Eine Gruppe von Wissenschaftlern aus Kiel, Münster, Schleswig und Hamburg hat sich vor kurzem mit dieser Frage auseinandergesetzt. Im Rahmen des Sonderforschungsbereichs 1266 „TransformationsDimensionen“ an der Christian-Albrechts-Universität zu Kiel wurden Substanzen von spätjungsteinzeitlichen Ackerbauern ins Visier genommen. Prof. Dr. Ben Krause-Kyora, ein Experte für alte DNA am Institut für Klinische Molekularbiologie der CAU, stellt fest: „Unsere Analysen deuten eher auf vereinzelte Infektionen als auf Epidemien hin.“ Damit widerlegt die Studie die Vorstellung, dass in dieser Zeit eine große Seuchenausbreitung stattgefunden hat.
Untersuchung von Überresten aus Warburg
Für ihre Untersuchung analysierten die Forschenden die Knochen von 133 Individuen, die in spätjungsteinzeitlichen Großsteingräbern in Warburg, Nordrhein-Westfalen, beerdigt wurden. Diese Bestattungen werden zur Wartberg-Kultur gezählt, die auf einen Zeitraum von 5500 bis 4800 Jahren vor heute datiert ist. Bei ihren genetischen Analysen stellten die Wissenschaftler das Genom des Pestbakteriums in den Überresten von zwei Individuen fest – und das Interessante: Beide bedeuteten unterschiedliche Stämme des Erregers und waren nicht miteinander verwandt. Dies könnte darauf hindeuten, dass es sich um separate Infektionsfälle handelte, was die Theorie über massive Ausbrüche stützt.
„Die Ergebnisse zeigen eine hohe Diversität von Yersinia pestis während dieser Periode, was möglicherweise darauf hinweist, dass das Bakterium weniger spezialisiert und somit flexibler in verschiedenen Umgebungen und gegenüber verschiedenen Tieren war“, erklärt Krause-Kyora. Die niedrige Anzahl an Nachweisen bekräftigt die Annahme, dass in diesen Großsteingräbern keine Ansammlung von Opfern einer großen Seuche zu finden ist. Ob die zeitgenössischen Varianten von Yersinia pestis ähnliche, verheerende Symptome wie die bekannte Form aus dem Mittelalter hervorriefen, bleibt jedoch eine offene Frage.
Möglichkeiten der Übertragung in der Jungsteinzeit
Aber wie kam es zu diesen vereinzelten Infektionen? Während die mittelalterlichen Varianten des Erregers durch Flöhe übertragen wurden, war dies in der Jungsteinzeit nicht der Fall. In dieser Epoche führte die Rodung großer Waldflächen zu veränderten Lebensräumen, die diverse neue Nagetierarten anlockten. Diese Tiere könnten potenzielle Reservoirs für Yersinia pestis gewesen sein.

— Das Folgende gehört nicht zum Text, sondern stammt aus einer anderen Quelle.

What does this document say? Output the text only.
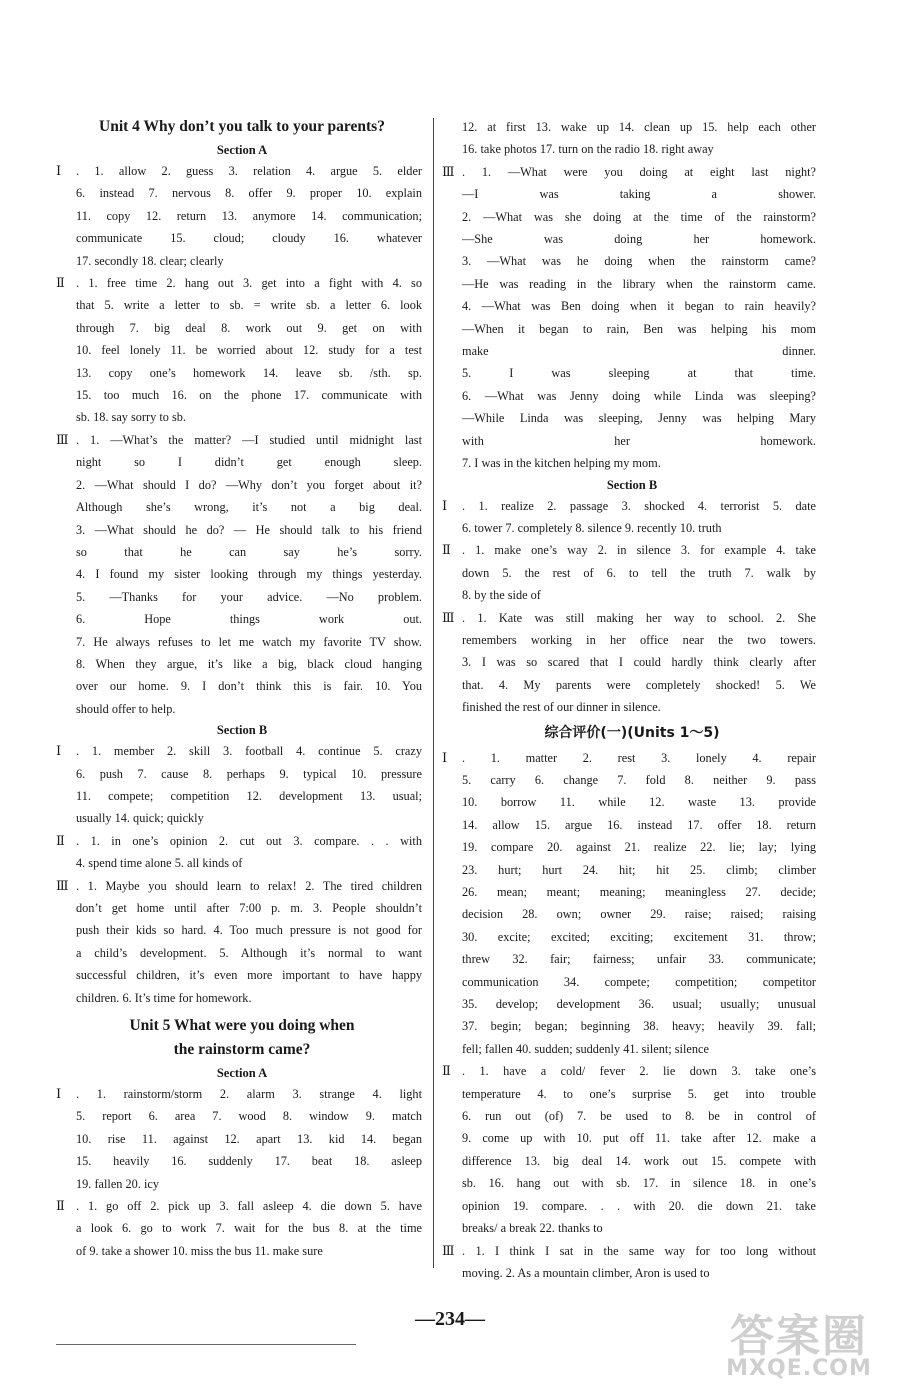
Unit 4 Why don’t you talk to your parents?
Section A
Ⅰ . 1. allow 2. guess 3. relation 4. argue 5. elder
6. instead 7. nervous 8. offer 9. proper 10. explain
11. copy 12. return 13. anymore 14. communication;
communicate 15. cloud; cloudy 16. whatever
17. secondly 18. clear; clearly
Ⅱ . 1. free time 2. hang out 3. get into a fight with 4. so
that 5. write a letter to sb. = write sb. a letter 6. look
through 7. big deal 8. work out 9. get on with
10. feel lonely 11. be worried about 12. study for a test
13. copy one’s homework 14. leave sb. /sth. sp.
15. too much 16. on the phone 17. communicate with
sb. 18. say sorry to sb.
Ⅲ . 1. —What’s the matter? —I studied until midnight last
night so I didn’t get enough sleep.
2. —What should I do? —Why don’t you forget about it?
Although she’s wrong, it’s not a big deal.
3. —What should he do? — He should talk to his friend
so that he can say he’s sorry.
4. I found my sister looking through my things yesterday.
5. —Thanks for your advice. —No problem.
6. Hope things work out.
7. He always refuses to let me watch my favorite TV show.
8. When they argue, it’s like a big, black cloud hanging
over our home. 9. I don’t think this is fair. 10. You
should offer to help.
Section B
Ⅰ . 1. member 2. skill 3. football 4. continue 5. crazy
6. push 7. cause 8. perhaps 9. typical 10. pressure
11. compete; competition 12. development 13. usual;
usually 14. quick; quickly
Ⅱ . 1. in one’s opinion 2. cut out 3. compare. . . with
4. spend time alone 5. all kinds of
Ⅲ . 1. Maybe you should learn to relax! 2. The tired children
don’t get home until after 7:00 p. m. 3. People shouldn’t
push their kids so hard. 4. Too much pressure is not good for
a child’s development. 5. Although it’s normal to want
successful children, it’s even more important to have happy
children. 6. It’s time for homework.
Unit 5 What were you doing when
the rainstorm came?
Section A
Ⅰ . 1. rainstorm/storm 2. alarm 3. strange 4. light
5. report 6. area 7. wood 8. window 9. match
10. rise 11. against 12. apart 13. kid 14. began
15. heavily 16. suddenly 17. beat 18. asleep
19. fallen 20. icy
Ⅱ . 1. go off 2. pick up 3. fall asleep 4. die down 5. have
a look 6. go to work 7. wait for the bus 8. at the time
of 9. take a shower 10. miss the bus 11. make sure
12. at first 13. wake up 14. clean up 15. help each other
16. take photos 17. turn on the radio 18. right away
Ⅲ . 1. —What were you doing at eight last night?
—I was taking a shower.
2. —What was she doing at the time of the rainstorm?
—She was doing her homework.
3. —What was he doing when the rainstorm came?
—He was reading in the library when the rainstorm came.
4. —What was Ben doing when it began to rain heavily?
—When it began to rain, Ben was helping his mom
make dinner.
5. I was sleeping at that time.
6. —What was Jenny doing while Linda was sleeping?
—While Linda was sleeping, Jenny was helping Mary
with her homework.
7. I was in the kitchen helping my mom.
Section B
Ⅰ . 1. realize 2. passage 3. shocked 4. terrorist 5. date
6. tower 7. completely 8. silence 9. recently 10. truth
Ⅱ . 1. make one’s way 2. in silence 3. for example 4. take
down 5. the rest of 6. to tell the truth 7. walk by
8. by the side of
Ⅲ . 1. Kate was still making her way to school. 2. She
remembers working in her office near the two towers.
3. I was so scared that I could hardly think clearly after
that. 4. My parents were completely shocked! 5. We
finished the rest of our dinner in silence.
综合评价(一)(Units 1～5)
Ⅰ . 1. matter 2. rest 3. lonely 4. repair
5. carry 6. change 7. fold 8. neither 9. pass
10. borrow 11. while 12. waste 13. provide
14. allow 15. argue 16. instead 17. offer 18. return
19. compare 20. against 21. realize 22. lie; lay; lying
23. hurt; hurt 24. hit; hit 25. climb; climber
26. mean; meant; meaning; meaningless 27. decide;
decision 28. own; owner 29. raise; raised; raising
30. excite; excited; exciting; excitement 31. throw;
threw 32. fair; fairness; unfair 33. communicate;
communication 34. compete; competition; competitor
35. develop; development 36. usual; usually; unusual
37. begin; began; beginning 38. heavy; heavily 39. fall;
fell; fallen 40. sudden; suddenly 41. silent; silence
Ⅱ . 1. have a cold/ fever 2. lie down 3. take one’s
temperature 4. to one’s surprise 5. get into trouble
6. run out (of) 7. be used to 8. be in control of
9. come up with 10. put off 11. take after 12. make a
difference 13. big deal 14. work out 15. compete with
sb. 16. hang out with sb. 17. in silence 18. in one’s
opinion 19. compare. . . with 20. die down 21. take
breaks/ a break 22. thanks to
Ⅲ . 1. I think I sat in the same way for too long without
moving. 2. As a mountain climber, Aron is used to
—234—	答案圈
MXQE.COM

„Wir verstehen allerdings nicht, wie häufig die Menschen in dieser Zeit mit diesen Tieren oder ihren Überresten in Kontakt kamen“, sagt Krause-Kyora weiter. Ein überzeugender Hinweis auf einen möglichen Übertragungsweg ergibt sich aus den genetischen Daten eines jungsteinzeitlichen Hundes aus Schweden, dessen Analyse zeigt, dass auch er mit dem Pestbakterium infiziert war. Dies stellt den ersten Nachweis von Yersinia pestis in einem Hund aus dieser Zeit dar. „Da Hunde häufig in der Nähe menschlicher Siedlungen lebten, könnten sie eine bedeutende Rolle bei den infizierten Fällen gespielt haben“, ergänzt der Wissenschaftler.

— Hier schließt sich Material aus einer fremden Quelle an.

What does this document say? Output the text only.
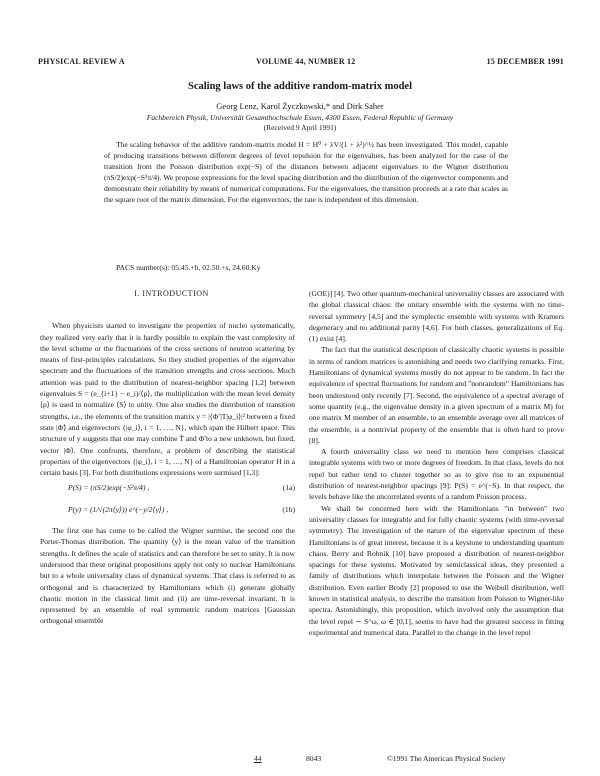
PHYSICAL REVIEW A	VOLUME 44, NUMBER 12	15 DECEMBER 1991
Scaling laws of the additive random-matrix model
Georg Lenz, Karol Życzkowski,* and Dirk Saher
Fachbereich Physik, Universität Gesamthochschule Essen, 4300 Essen, Federal Republic of Germany
(Received 9 April 1991)

The scaling behavior of the additive random-matrix model H = H⁰ + λV/(1 + λ²)^½ has been investigated. This model, capable of producing transitions between different degrees of level repulsion for the eigenvalues, has been analyzed for the case of the transition from the Poisson distribution exp(−S) of the distances between adjacent eigenvalues to the Wigner distribution (πS/2)exp(−S²π/4). We propose expressions for the level spacing distribution and the distribution of the eigenvector components and demonstrate their reliability by means of numerical computations. For the eigenvalues, the transition proceeds at a rate that scales as the square root of the matrix dimension. For the eigenvectors, the rate is independent of this dimension.

PACS number(s): 05.45.+b, 02.50.+s, 24.60.Ky
I. INTRODUCTION

When physicists started to investigate the properties of nuclei systematically, they realized very early that it is hardly possible to explain the vast complexity of the level scheme or the fluctuations of the cross sections of neutron scattering by means of first-principles calculations. So they studied properties of the eigenvalue spectrum and the fluctuations of the transition strengths and cross sections. Much attention was paid to the distribution of nearest-neighbor spacing [1,2] between eigenvalues S = (e_{i+1} − e_i)/⟨ρ⟩, the multiplication with the mean level density ⟨ρ⟩ is used to normalize ⟨S⟩ to unity. One also studies the distribution of transition strengths, i.e., the elements of the transition matrix y = |⟨Φ̃ |T|φ_i⟩|² between a fixed state |Φ̃⟩ and eigenvectors {|φ_i⟩, i = 1, …, N}, which span the Hilbert space. This structure of y suggests that one may combine T̃ and Φ̃ to a new unknown, but fixed, vector |Φ⟩. One confronts, therefore, a problem of describing the statistical properties of the eigenvectors {|φ_i⟩, i = 1, …, N} of a Hamiltonian operator H in a certain basis [3]. For both distributions expressions were surmised [1,3]:

P(S) = (πS/2)exp(−S²π/4) ,	(1a)
P(y) = (1/√(2π⟨y⟩)) e^(−y/2⟨y⟩) ,	(1b)

The first one has come to be called the Wigner surmise, the second one the Porter-Thomas distribution. The quantity ⟨y⟩ is the mean value of the transition strengths. It defines the scale of statistics and can therefore be set to unity. It is now understood that these original propositions apply not only to nuclear Hamiltonians but to a whole universality class of dynamical systems. That class is referred to as orthogonal and is characterized by Hamiltonians which (i) generate globally chaotic motion in the classical limit and (ii) are time-reversal invariant. It is represented by an ensemble of real symmetric random matrices [Gaussian orthogonal ensemble

(GOE)] [4]. Two other quantum-mechanical universality classes are associated with the global classical chaos: the unitary ensemble with the systems with no time-reversal symmetry [4,5] and the symplectic ensemble with systems with Kramers degeneracy and no additional parity [4,6]. For both classes, generalizations of Eq. (1) exist [4].

The fact that the statistical description of classically chaotic systems is possible in terms of random matrices is astonishing and needs two clarifying remarks. First, Hamiltonians of dynamical systems mostly do not appear to be random. In fact the equivalence of spectral fluctuations for random and "nonrandom" Hamiltonians has been understood only recently [7]. Second, the equivalence of a spectral average of some quantity (e.g., the eigenvalue density in a given spectrum of a matrix M) for one matrix M member of an ensemble, to an ensemble average over all matrices of the ensemble, is a nontrivial property of the ensemble that is often hard to prove [8].

A fourth universality class we need to mention here comprises classical integrable systems with two or more degrees of freedom. In that class, levels do not repel but rather tend to cluster together so as to give rise to an exponential distribution of nearest-neighbor spacings [9]: P(S) = e^(−S). In that respect, the levels behave like the uncorrelated events of a random Poisson process.

We shall be concerned here with the Hamiltonians "in between" two universality classes for integrable and for fully chaotic systems (with time-reversal symmetry). The investigation of the nature of the eigenvalue spectrum of these Hamiltonians is of great interest, because it is a keystone to understanding quantum chaos. Berry and Robnik [10] have proposed a distribution of nearest-neighbor spacings for these systems. Motivated by semiclassical ideas, they presented a family of distributions which interpolate between the Poisson and the Wigner distribution. Even earlier Brody [2] proposed to use the Weibull distribution, well known in statistical analysis, to describe the transition from Poisson to Wigner-like spectra. Astonishingly, this proposition, which involved only the assumption that the level repel ∼ S^ω, ω ∈ [0,1], seems to have had the greatest success in fitting experimental and numerical data. Parallel to the change in the level repul

44	8043	©1991 The American Physical Society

Zusammenfassend legen die Ergebnisse nahe, dass Yersinia pestis eher für isolierte Fälle von Infektionen verantwortlich war, als für großflächige Krankheitsausbrüche. Diese Erkenntnisse sind nicht nur für die Archäologie von Bedeutung, sondern auch für das aktuelle Verständnis von Krankheitsausbreitungen im Kontext von Klimawandel und Veränderungen in der Landnutzung. Das Team des Exzellenzclusters ROOTS untersucht gegenwärtig, wie verschiedene Faktoren die Verbreitung von Krankheitserregern, insbesondere von Yersinia pestis, beeinflussen könnten.